Senate Banking Committee Republicans skipped out on a vote Tuesday for President Biden’s nominees to the Federal Reserve Board, delaying confirmations tied to five of seven seats on the central bank’s governing body at a precarious time for the economy.
The nomination of Sarah Bloom Raskin for vice chair for supervision is the primary bone of contention. Republicans have criticized her as too much of an activist on climate-change policy, and they have also raised questions about whether she interceded with regulators on behalf of a fintech company on whose board she served at the time.
The 12 Republicans on the banking committee did not appear at its scheduled afternoon vote for Raskin and four other nominees: Jerome Powell for chairman, Lael Brainard for vice chair as well as Lisa Cook and Philip Jefferson to be governors.
That left the committee without a quorum and Chair Sherrod Brown, D-Ohio, stalling for time.
“I urge my Republican colleagues to return to the table, to vote their conscience,” Brown said. “Let them vote no if that’s what they believe, but make them vote, and let the Senate fulfill its solemn duties. I will delay votes on these nominees. We will update you all when we’ve rescheduled.”
In a statement, the committee’s top Republican, Sen. Pat Toomey of Pennsylvania, said he met last week with Brown and said his fellow party members would support moving forward with a vote on the nominees — except for Raskin.
Anticipating the potential boycott, Brown said during a separate committee hearing Tuesday morning that he and Toomey had agreed on the date for the votes more than three weeks ago and the maneuver could put the nation’s economic recovery at risk. The Fed is scheduled to meet March 15 to decide on how quickly it should raise rates to cool down recent signs of accelerating inflation.
“Americans are depending on us to get them on the job as soon as possible,” Brown said. “If my colleagues are as concerned about inflation as they claim to be, they will not slow down this process, which will only hurt workers, their families and our recovery.”
Toomey has objected to Raskin as the pick for the Fed’s top banking regulator over her stance on addressing climate risk in the banking sector and has warned that she would use her position to “choke off credit to disfavored industries,” he said in the statement Tuesday.
Toomey also pointed to objections raised by Sen.

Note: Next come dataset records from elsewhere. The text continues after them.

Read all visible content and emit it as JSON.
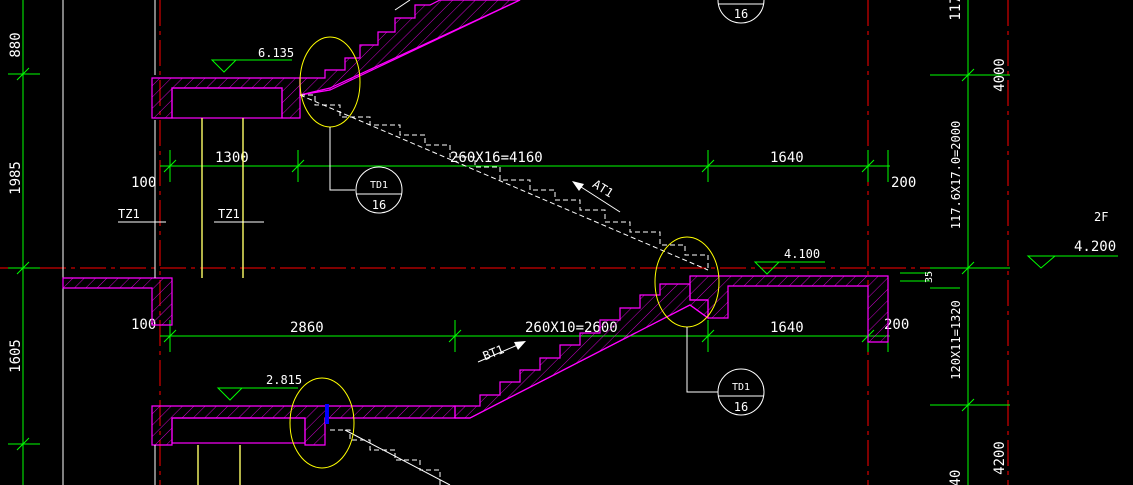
{
  "levels": {
    "level_upper": "6.135",
    "level_mid": "4.100",
    "level_lower": "2.815",
    "level_floor": "4.200",
    "floor_tag": "2F"
  },
  "dims_top": {
    "d1": "100",
    "d2": "1300",
    "d3": "260X16=4160",
    "d4": "1640",
    "d5": "200"
  },
  "dims_bottom": {
    "d1": "100",
    "d2": "2860",
    "d3": "260X10=2600",
    "d4": "1640",
    "d5": "200"
  },
  "dims_left": {
    "d1": "880",
    "d2": "1985",
    "d3": "1605"
  },
  "dims_right": {
    "d1": "117.6X17.0=2000",
    "d2": "4000",
    "d3": "120X11=1320",
    "d4": "35",
    "d5": "4200",
    "d6": "117",
    "d7": "40"
  },
  "labels": {
    "tz1_a": "TZ1",
    "tz1_b": "TZ1",
    "flight_upper": "AT1",
    "flight_lower": "BT1"
  },
  "details": {
    "detail_1": {
      "name": "TD1",
      "num": "16"
    },
    "detail_2": {
      "name": "TD1",
      "num": "16"
    },
    "detail_3": {
      "name": "",
      "num": "16"
    }
  }
}
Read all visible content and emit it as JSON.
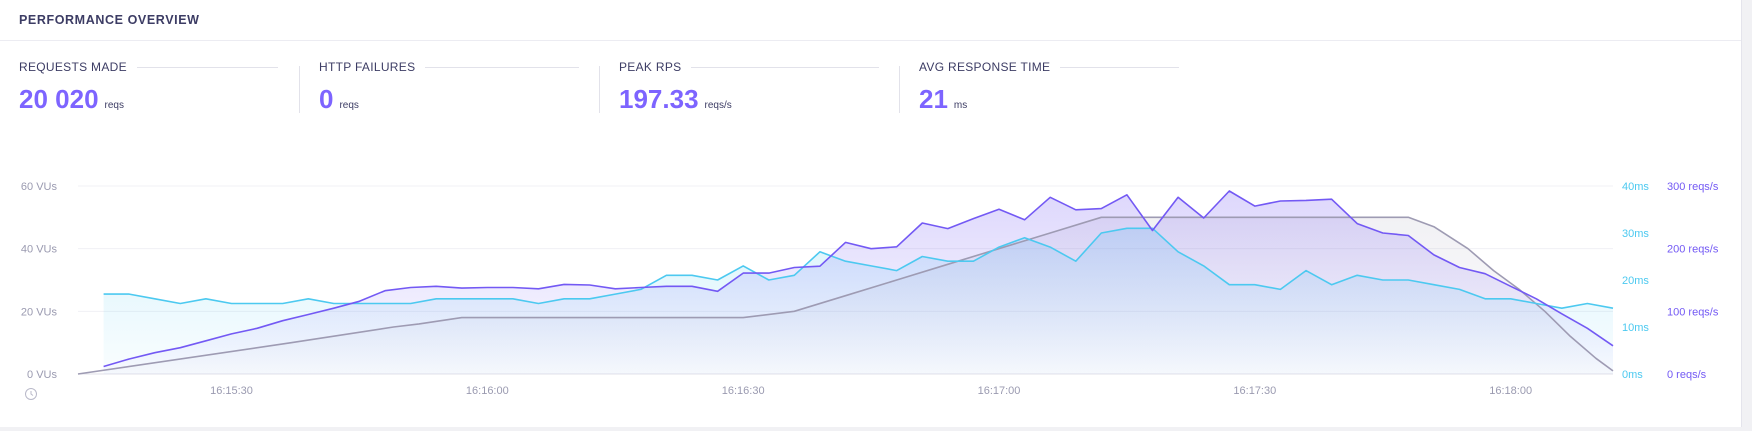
{
  "panel": {
    "title": "PERFORMANCE OVERVIEW"
  },
  "stats": [
    {
      "label": "REQUESTS MADE",
      "value": "20 020",
      "unit": "reqs"
    },
    {
      "label": "HTTP FAILURES",
      "value": "0",
      "unit": "reqs"
    },
    {
      "label": "PEAK RPS",
      "value": "197.33",
      "unit": "reqs/s"
    },
    {
      "label": "AVG RESPONSE TIME",
      "value": "21",
      "unit": "ms"
    }
  ],
  "icons": {
    "time_axis_icon": "clock-icon"
  },
  "colors": {
    "vus": "#9e9bb3",
    "http_req_duration": "#4cc9f0",
    "http_reqs": "#7359f4",
    "accent": "#7d64ff"
  },
  "chart_data": {
    "type": "line",
    "title": "",
    "x_unit": "time",
    "x_range": [
      "16:15:12",
      "16:18:12"
    ],
    "x_ticks": [
      "16:15:30",
      "16:16:00",
      "16:16:30",
      "16:17:00",
      "16:17:30",
      "16:18:00"
    ],
    "y_axes": {
      "left": {
        "unit": "VUs",
        "range": [
          0,
          60
        ],
        "ticks": [
          "0 VUs",
          "20 VUs",
          "40 VUs",
          "60 VUs"
        ]
      },
      "right_ms": {
        "unit": "ms",
        "range": [
          0,
          40
        ],
        "ticks": [
          "0ms",
          "10ms",
          "20ms",
          "30ms",
          "40ms"
        ]
      },
      "right_rps": {
        "unit": "reqs/s",
        "range": [
          0,
          300
        ],
        "ticks": [
          "0 reqs/s",
          "100 reqs/s",
          "200 reqs/s",
          "300 reqs/s"
        ]
      }
    },
    "grid": true,
    "legend": "none",
    "series": [
      {
        "axis": "left",
        "x": [
          "16:15:12",
          "16:15:37",
          "16:15:49",
          "16:15:52",
          "16:15:57",
          "16:16:00",
          "16:16:30",
          "16:16:36",
          "16:16:42",
          "16:16:48",
          "16:16:54",
          "16:17:06",
          "16:17:12",
          "16:17:36",
          "16:17:42",
          "16:17:48",
          "16:17:51",
          "16:17:55",
          "16:17:58",
          "16:18:01",
          "16:18:04",
          "16:18:07",
          "16:18:10",
          "16:18:12"
        ],
        "y": [
          0,
          10,
          15,
          16,
          18,
          18,
          18,
          20,
          25,
          30,
          35,
          45,
          50,
          50,
          50,
          50,
          47,
          40,
          33,
          27,
          20,
          12,
          5,
          1
        ]
      },
      {
        "axis": "right_ms",
        "x": [
          "16:15:15",
          "16:15:18",
          "16:15:21",
          "16:15:24",
          "16:15:27",
          "16:15:30",
          "16:15:33",
          "16:15:36",
          "16:15:39",
          "16:15:42",
          "16:15:45",
          "16:15:48",
          "16:15:51",
          "16:15:54",
          "16:15:57",
          "16:16:00",
          "16:16:03",
          "16:16:06",
          "16:16:09",
          "16:16:12",
          "16:16:15",
          "16:16:18",
          "16:16:21",
          "16:16:24",
          "16:16:27",
          "16:16:30",
          "16:16:33",
          "16:16:36",
          "16:16:39",
          "16:16:42",
          "16:16:45",
          "16:16:48",
          "16:16:51",
          "16:16:54",
          "16:16:57",
          "16:17:00",
          "16:17:03",
          "16:17:06",
          "16:17:09",
          "16:17:12",
          "16:17:15",
          "16:17:18",
          "16:17:21",
          "16:17:24",
          "16:17:27",
          "16:17:30",
          "16:17:33",
          "16:17:36",
          "16:17:39",
          "16:17:42",
          "16:17:45",
          "16:17:48",
          "16:17:51",
          "16:17:54",
          "16:17:57",
          "16:18:00",
          "16:18:03",
          "16:18:06",
          "16:18:09",
          "16:18:12"
        ],
        "y": [
          17,
          17,
          16,
          15,
          16,
          15,
          15,
          15,
          16,
          15,
          15,
          15,
          15,
          16,
          16,
          16,
          16,
          15,
          16,
          16,
          17,
          18,
          21,
          21,
          20,
          23,
          20,
          21,
          26,
          24,
          23,
          22,
          25,
          24,
          24,
          27,
          29,
          27,
          24,
          30,
          31,
          31,
          26,
          23,
          19,
          19,
          18,
          22,
          19,
          21,
          20,
          20,
          19,
          18,
          16,
          16,
          15,
          14,
          15,
          14
        ]
      },
      {
        "axis": "right_rps",
        "x": [
          "16:15:15",
          "16:15:18",
          "16:15:21",
          "16:15:24",
          "16:15:27",
          "16:15:30",
          "16:15:33",
          "16:15:36",
          "16:15:39",
          "16:15:42",
          "16:15:45",
          "16:15:48",
          "16:15:51",
          "16:15:54",
          "16:15:57",
          "16:16:00",
          "16:16:03",
          "16:16:06",
          "16:16:09",
          "16:16:12",
          "16:16:15",
          "16:16:18",
          "16:16:21",
          "16:16:24",
          "16:16:27",
          "16:16:30",
          "16:16:33",
          "16:16:36",
          "16:16:39",
          "16:16:42",
          "16:16:45",
          "16:16:48",
          "16:16:51",
          "16:16:54",
          "16:16:57",
          "16:17:00",
          "16:17:03",
          "16:17:06",
          "16:17:09",
          "16:17:12",
          "16:17:15",
          "16:17:18",
          "16:17:21",
          "16:17:24",
          "16:17:27",
          "16:17:30",
          "16:17:33",
          "16:17:36",
          "16:17:39",
          "16:17:42",
          "16:17:45",
          "16:17:48",
          "16:17:51",
          "16:17:54",
          "16:17:57",
          "16:18:00",
          "16:18:03",
          "16:18:06",
          "16:18:09",
          "16:18:12"
        ],
        "y": [
          12,
          24,
          34,
          42,
          53,
          64,
          73,
          85,
          95,
          105,
          116,
          133,
          138,
          140,
          137,
          138,
          138,
          136,
          143,
          142,
          136,
          138,
          140,
          140,
          132,
          161,
          161,
          170,
          172,
          210,
          200,
          203,
          241,
          232,
          248,
          263,
          246,
          282,
          262,
          264,
          286,
          229,
          282,
          249,
          292,
          268,
          276,
          277,
          279,
          240,
          225,
          221,
          190,
          170,
          160,
          140,
          120,
          96,
          73,
          45
        ]
      }
    ]
  }
}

Cynthia Lummis, R-Wyo., during Raskin’s confirmation hearing earlier this month. Lummis had asked Raskin whether she had used her prior positions as a Fed governor and Obama-era Treasury Department official to help Reserve Trust — a fintech Raskin sat on the board of between 2017 and 2019 — receive a master account with the Federal Reserve. Raskin has denied any wrongdoing. Toomey blasted her performance during the Feb. 3 hearing before the banking committee and criticized her responses to written follow-up questions about her ties to Reserve Trust as “nonanswers.”
“Committee Republicans aren’t seeking to delay her vote,” Toomey said in the statement released Tuesday morning. “We’re seeking answers.”
Raskin took the brunt of Republican questions during the nomination hearing but repeatedly stated the vice chair for supervision’s role does not involve forcing banks to make financing available to chosen industries.
“The Fed should not pick winners and losers,” she said during the hearing.
Senate Minority Leader Mitch McConnell weighed in on the situation Tuesday and said in a statement that he was scheduled to meet with Powell in the afternoon.
McConnell said Biden “wisely renominated” Powell to lead the Fed but objected to the choices of Cook and Raskin. McConnell singled out Raskin by claiming she had taken a stance against oil and gas companies.
“Sarah Bloom Raskin has spent recent years pressuring the Fed to stop being a neutral regulator and instead become an ideological left-wing activist body,” McConnell said in a statement.
“Ms. Raskin has argued openly that unelected Fed governors should use their powers to declare ideological war on fossil fuels and affordable American energy. … I urge President Biden to find a better, more mainstream, more bipartisan candidate to serve this crucial institution.”
Raskin’s nomination has split business groups, which usually align behind or against regulatory choices if they weigh in at all.
The U.S. Chamber of Commerce, which represents a broader spectrum of businesses including those in the oil and gas industry, said in a Jan. 27 letter that Raskin’s previous actions and statements “have raised concerns.”
But some banks in the heart of oil country have already begun assessing the threat of climate change to their commercial lending businesses. And the American Bankers Association issued a statement in January congratulating Raskin, Cook and Jefferson on their nominations.
“The nominees would bring a wide range of economic, regulatory and academic experience to the Board of Governors, which we have long believed benefits from having a full complement of governors from diverse backgrounds and viewpoints,” ABA CEO Rob Nichols said at the time.
Cam Fine, a former CEO and president of the Independent Community Bankers of America, argued in a recent op-ed that Republican concerns over Raskin’s positions were overblown.
“The economy has been roiled by two financial crises in a little over a decade, so it’s more important than ever that the president select qualified nominees to top bank supervisory roles,” Fine wrote. “Raskin easily clears this hurdle.”